A2: In zero-sequence configuration with 5P10 class, it can reliably detect residual currents as low as 0.5 A, depending on relay sensitivity and secondary burden.

Q3: Is the resin housing UV-resistant?
A3: Yes. The cycloaliphatic epoxy formulation includes UV stabilizers, validated per IEC 60068-2-5 for 10,000 hours of accelerated weathering.

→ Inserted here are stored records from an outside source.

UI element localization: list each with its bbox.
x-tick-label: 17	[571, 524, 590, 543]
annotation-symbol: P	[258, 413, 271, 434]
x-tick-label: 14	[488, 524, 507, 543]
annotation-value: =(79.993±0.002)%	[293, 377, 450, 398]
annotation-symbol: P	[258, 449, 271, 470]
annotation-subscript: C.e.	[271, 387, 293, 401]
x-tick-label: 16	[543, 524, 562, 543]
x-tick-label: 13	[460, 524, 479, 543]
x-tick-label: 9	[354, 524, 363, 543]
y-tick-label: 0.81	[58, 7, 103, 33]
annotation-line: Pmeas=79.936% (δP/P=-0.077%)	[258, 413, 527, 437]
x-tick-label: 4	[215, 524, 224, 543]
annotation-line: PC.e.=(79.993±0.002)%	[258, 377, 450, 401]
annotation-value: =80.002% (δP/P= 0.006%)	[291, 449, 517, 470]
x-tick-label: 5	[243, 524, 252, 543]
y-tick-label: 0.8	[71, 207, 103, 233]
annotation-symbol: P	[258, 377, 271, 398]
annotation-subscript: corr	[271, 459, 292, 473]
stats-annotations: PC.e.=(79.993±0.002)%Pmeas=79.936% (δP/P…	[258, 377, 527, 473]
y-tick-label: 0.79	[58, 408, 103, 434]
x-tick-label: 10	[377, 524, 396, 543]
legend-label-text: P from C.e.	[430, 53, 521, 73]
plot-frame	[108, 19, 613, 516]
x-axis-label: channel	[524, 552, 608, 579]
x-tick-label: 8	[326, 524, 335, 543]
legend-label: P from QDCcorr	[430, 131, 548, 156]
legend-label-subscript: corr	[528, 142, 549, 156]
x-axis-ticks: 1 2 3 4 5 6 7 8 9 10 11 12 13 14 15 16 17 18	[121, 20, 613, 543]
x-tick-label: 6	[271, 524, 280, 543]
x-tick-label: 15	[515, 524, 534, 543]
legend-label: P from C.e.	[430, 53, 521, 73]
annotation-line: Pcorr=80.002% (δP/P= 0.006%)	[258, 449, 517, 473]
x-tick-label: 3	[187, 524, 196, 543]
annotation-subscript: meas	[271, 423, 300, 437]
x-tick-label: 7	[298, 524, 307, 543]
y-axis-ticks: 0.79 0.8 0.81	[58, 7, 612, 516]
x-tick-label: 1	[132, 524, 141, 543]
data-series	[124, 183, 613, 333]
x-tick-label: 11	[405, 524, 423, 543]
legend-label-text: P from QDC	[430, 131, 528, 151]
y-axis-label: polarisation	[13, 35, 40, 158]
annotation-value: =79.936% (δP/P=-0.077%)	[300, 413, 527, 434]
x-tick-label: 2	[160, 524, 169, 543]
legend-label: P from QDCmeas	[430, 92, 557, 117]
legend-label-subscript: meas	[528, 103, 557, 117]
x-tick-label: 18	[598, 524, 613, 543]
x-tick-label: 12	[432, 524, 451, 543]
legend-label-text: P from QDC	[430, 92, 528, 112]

Q4: Can I use a 1 A secondary with existing 5 A relays?
A4: Only with matching current scaling in the relay settings or external burden adjustment. Never connect mismatched CT secondaries without engineering review.

Q5: What causes ratio error drift over time?
A5: Primary causes include core aging from repeated saturation, moisture ingress degrading insulation, or mechanical stress on windings. Regular excitation testing detects early signs.